Cedric Dempsey

Biographical details
- Born: April 14, 1932 Equality, Illinois, U.S.
- Died: April 5, 2025 (aged 92) San Diego, California, U.S.

Playing career

Football
- c. 1953: Albion

Basketball
- ?–1954: Albion

Baseball
- ?–1954: Albion

Coaching career (HC unless noted)

Basketball
- 1959–1962: Albion
- 1963–1965: Arizona (assistant)

Cross country
- 1959–1962: Albion

Administrative career (AD unless noted)
- 1965–1967: Arizona (assistant AD)
- 1967–1979: Pacific (CA)
- 1979: San Diego State
- 1979–1982: Houston
- 1983–1993: Arizona
- 1994–2002: NCAA (president)
- 2007–2010: AAFL (commissioner)

Head coaching record
- Overall: 29–35 (basketball)

= Cedric Dempsey =

American sports administrator (1932–2025)
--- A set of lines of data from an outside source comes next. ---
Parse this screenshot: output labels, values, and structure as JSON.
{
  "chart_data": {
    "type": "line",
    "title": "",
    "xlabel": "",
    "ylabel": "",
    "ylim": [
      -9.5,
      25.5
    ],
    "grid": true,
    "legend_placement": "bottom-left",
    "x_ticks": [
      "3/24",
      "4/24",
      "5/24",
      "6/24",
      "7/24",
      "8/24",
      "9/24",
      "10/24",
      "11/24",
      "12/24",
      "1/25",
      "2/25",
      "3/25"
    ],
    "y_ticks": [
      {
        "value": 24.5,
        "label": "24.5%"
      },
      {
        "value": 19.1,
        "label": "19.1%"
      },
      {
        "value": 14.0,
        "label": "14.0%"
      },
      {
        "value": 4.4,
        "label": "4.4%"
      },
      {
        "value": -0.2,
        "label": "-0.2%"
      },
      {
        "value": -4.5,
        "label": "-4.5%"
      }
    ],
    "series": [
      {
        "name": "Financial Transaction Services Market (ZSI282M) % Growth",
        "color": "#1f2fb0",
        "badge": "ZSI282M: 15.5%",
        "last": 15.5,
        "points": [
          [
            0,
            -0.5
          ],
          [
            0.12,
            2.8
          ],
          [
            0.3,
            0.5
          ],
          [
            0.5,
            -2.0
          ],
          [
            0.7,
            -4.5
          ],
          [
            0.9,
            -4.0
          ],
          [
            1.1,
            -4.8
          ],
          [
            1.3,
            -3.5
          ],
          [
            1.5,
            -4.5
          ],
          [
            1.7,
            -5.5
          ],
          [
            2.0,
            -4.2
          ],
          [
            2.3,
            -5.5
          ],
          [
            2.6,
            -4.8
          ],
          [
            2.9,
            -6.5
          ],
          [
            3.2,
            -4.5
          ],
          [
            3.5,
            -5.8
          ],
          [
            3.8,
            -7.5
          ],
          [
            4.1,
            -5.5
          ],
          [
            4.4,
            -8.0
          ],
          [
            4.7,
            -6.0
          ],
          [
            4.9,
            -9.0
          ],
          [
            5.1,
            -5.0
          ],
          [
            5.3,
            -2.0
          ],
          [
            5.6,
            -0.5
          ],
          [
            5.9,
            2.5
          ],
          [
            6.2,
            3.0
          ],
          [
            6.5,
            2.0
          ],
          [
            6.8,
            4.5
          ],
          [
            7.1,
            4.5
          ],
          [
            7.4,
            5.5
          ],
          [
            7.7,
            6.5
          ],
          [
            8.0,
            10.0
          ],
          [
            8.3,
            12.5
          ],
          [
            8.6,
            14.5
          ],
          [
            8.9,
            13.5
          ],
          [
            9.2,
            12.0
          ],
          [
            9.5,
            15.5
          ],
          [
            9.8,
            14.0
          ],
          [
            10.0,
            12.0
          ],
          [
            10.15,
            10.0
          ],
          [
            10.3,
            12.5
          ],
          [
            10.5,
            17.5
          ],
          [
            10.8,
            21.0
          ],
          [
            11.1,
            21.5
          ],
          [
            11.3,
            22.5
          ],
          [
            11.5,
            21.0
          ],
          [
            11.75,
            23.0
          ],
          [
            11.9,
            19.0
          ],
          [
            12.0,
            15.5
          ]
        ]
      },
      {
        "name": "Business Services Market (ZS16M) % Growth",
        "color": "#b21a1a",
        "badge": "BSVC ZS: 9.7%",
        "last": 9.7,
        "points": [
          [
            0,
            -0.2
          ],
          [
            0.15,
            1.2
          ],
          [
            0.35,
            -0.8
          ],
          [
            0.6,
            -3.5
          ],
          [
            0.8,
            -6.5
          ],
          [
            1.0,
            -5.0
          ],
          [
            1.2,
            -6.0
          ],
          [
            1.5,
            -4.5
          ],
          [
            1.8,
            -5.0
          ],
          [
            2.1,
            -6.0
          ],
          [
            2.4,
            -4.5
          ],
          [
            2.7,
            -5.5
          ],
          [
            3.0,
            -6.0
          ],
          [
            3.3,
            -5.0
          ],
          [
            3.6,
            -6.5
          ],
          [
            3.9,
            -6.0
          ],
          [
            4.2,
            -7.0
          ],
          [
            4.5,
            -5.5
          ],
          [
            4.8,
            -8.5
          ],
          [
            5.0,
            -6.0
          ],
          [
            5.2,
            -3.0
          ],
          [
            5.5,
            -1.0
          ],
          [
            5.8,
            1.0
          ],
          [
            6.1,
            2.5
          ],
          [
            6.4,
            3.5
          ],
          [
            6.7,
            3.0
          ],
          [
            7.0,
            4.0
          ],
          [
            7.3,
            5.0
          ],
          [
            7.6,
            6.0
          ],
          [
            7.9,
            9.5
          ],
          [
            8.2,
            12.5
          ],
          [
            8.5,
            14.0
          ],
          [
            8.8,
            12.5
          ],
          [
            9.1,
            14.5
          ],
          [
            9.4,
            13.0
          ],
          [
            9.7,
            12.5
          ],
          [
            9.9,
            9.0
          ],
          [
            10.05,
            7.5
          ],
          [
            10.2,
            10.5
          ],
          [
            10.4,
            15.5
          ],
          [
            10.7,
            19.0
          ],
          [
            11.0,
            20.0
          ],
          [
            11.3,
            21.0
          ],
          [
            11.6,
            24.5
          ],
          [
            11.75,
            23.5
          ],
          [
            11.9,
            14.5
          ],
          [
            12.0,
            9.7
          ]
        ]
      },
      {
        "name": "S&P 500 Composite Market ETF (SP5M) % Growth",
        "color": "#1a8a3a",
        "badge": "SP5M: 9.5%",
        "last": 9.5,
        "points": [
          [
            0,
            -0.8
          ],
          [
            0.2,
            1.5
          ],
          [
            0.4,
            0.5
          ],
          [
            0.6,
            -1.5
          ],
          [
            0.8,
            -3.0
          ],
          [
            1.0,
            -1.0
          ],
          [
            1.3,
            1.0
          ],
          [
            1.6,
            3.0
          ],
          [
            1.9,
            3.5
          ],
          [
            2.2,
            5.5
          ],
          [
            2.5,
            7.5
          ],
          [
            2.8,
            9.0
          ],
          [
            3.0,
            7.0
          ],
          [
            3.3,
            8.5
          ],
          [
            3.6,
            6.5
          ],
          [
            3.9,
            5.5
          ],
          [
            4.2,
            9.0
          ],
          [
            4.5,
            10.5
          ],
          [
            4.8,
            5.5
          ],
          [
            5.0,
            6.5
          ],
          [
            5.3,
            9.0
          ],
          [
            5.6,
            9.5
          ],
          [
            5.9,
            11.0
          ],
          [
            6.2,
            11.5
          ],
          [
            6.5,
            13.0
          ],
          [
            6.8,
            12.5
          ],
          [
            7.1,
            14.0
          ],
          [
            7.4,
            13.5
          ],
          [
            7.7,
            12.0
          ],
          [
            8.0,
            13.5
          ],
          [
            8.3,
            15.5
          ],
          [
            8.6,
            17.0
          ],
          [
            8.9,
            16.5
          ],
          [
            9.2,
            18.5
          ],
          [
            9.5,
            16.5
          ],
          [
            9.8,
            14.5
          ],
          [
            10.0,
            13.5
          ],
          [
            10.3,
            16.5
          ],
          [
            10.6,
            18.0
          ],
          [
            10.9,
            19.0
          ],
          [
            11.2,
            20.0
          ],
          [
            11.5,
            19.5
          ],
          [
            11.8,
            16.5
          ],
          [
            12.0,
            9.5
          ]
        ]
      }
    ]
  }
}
Cedric Warren Dempsey (April 14, 1932 – April 5, 2025) was an American sports administrator who became the third executive director of the National Collegiate Athletic Association (NCAA) from 1994 to 2003. Before leaving the post in 2002, Dempsey restructured the organization, cracked down on gambling in college sports, emphasized financial responsibility, and negotiated major television contracts with ESPN and CBS.

Dempsey served as the athletic director at the University of the Pacific (1967–1979), San Diego State University (1979), University of Houston (1979–1982) and the University of Arizona (1983–1993). Dempsey's tenure at Arizona was noted for raising the university's national prominence in NCAA sports, particularly in basketball, football, softball and golf. He also served as Commissioner of the All American Football League (2007–2010).

Dempsey died in San Diego, California on April 5, 2025, at the age of 92.